Sauerkraut....the word might bring up feelings of nostalgia, excitement, or even fear for you. But for me, it brings PASSION.  Sauerkraut is one of the first foods I learned to ferment, and it is still one of my favorite fermented foods, and one of the most healthy foods I have ever made. There are numerous health benefits of sauerkraut, which you can easily read about with a quick internet search. The main benefit being the digestion-promoting lactobacilli that it contains. This is the "good bacteria" that your body needs to digest food properly. Also, more than 70% of our immune system is contained in our digestive tract, another reason to keep your digestion moving and flowing with ease. Which is what this simple dish does. Added to each meal, this food will give you a boost in energy, help digest your meal, and add a richness of flavor you will learn to love.

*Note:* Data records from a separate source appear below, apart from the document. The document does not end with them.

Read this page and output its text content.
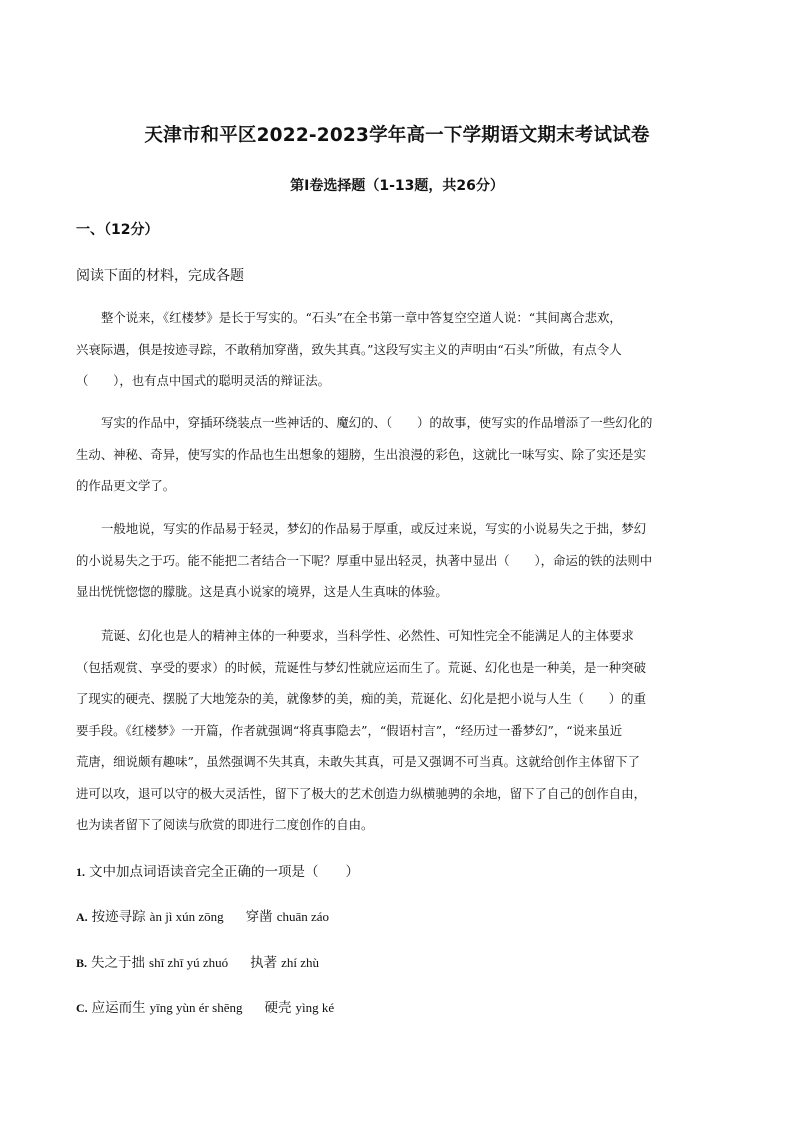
天津市和平区2022-2023学年高一下学期语文期末考试试卷
第I卷选择题（1-13题，共26分）
一、（12分）
阅读下面的材料，完成各题
整个说来，《红楼梦》是长于写实的。“石头”在全书第一章中答复空空道人说：“其间离合悲欢，
兴衰际遇，俱是按迹寻踪，不敢稍加穿凿，致失其真。”这段写实主义的声明由“石头”所做，有点令人
（　　），也有点中国式的聪明灵活的辩证法。
写实的作品中，穿插环绕装点一些神话的、魔幻的、（　　）的故事，使写实的作品增添了一些幻化的
生动、神秘、奇异，使写实的作品也生出想象的翅膀，生出浪漫的彩色，这就比一味写实、除了实还是实
的作品更文学了。
一般地说，写实的作品易于轻灵，梦幻的作品易于厚重，或反过来说，写实的小说易失之于拙，梦幻
的小说易失之于巧。能不能把二者结合一下呢？厚重中显出轻灵，执著中显出（　　），命运的铁的法则中
显出恍恍惚惚的朦胧。这是真小说家的境界，这是人生真味的体验。
荒诞、幻化也是人的精神主体的一种要求，当科学性、必然性、可知性完全不能满足人的主体要求
（包括观赏、享受的要求）的时候，荒诞性与梦幻性就应运而生了。荒诞、幻化也是一种美，是一种突破
了现实的硬壳、摆脱了大地笼杂的美，就像梦的美，痴的美，荒诞化、幻化是把小说与人生（　　）的重
要手段。《红楼梦》一开篇，作者就强调“将真事隐去”，“假语村言”，“经历过一番梦幻”，“说来虽近
荒唐，细说颇有趣味”，虽然强调不失其真，未敢失其真，可是又强调不可当真。这就给创作主体留下了
进可以攻，退可以守的极大灵活性，留下了极大的艺术创造力纵横驰骋的余地，留下了自己的创作自由，
也为读者留下了阅读与欣赏的即进行二度创作的自由。
1. 文中加点词语读音完全正确的一项是（　　）
A. 按迹寻踪 àn jì xún zōng 穿凿 chuān záo
B. 失之于拙 shī zhī yú zhuó 执著 zhí zhù
C. 应运而生 yīng yùn ér shēng 硬壳 yìng ké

So, what is sauerkraut? Nothing but cabbage and salt, left on your counter for a few days. Easy, right? Right. Really. If you're new to fermenting, this is the ideal place to start.


Traditional Sauerkraut

 

Adapted from Nourishing Traditions

Makes 1 quart

Ingredients:

1 medium cabbage, cored and shredded
1 Tbsp sea salt
1 Tbsp caraway seeds (optional)
4 Tbsp whey (or another 1 TBSP salt)

Directions:

In a bowl, mix cabbage with caraway seeds, sea salt and whey. Pound with a wooden pounder or a meat hammer for 5 minutes to release juices. Let sit for 5 minutes, then pound 5 more minutes. (Or let it sit for 15 minutes without any pounding.) Place in a quart-sized, wide-mouth mason jar and press down firmly with a pounder until juices come to the top of the cabbage. The top of the cabbage should be at least 1 inch below the top of the jar. Cover and keep at room temperature for about 3 days then transfer to cold storage. The sauerkraut may be eaten immediately, but it improves with age.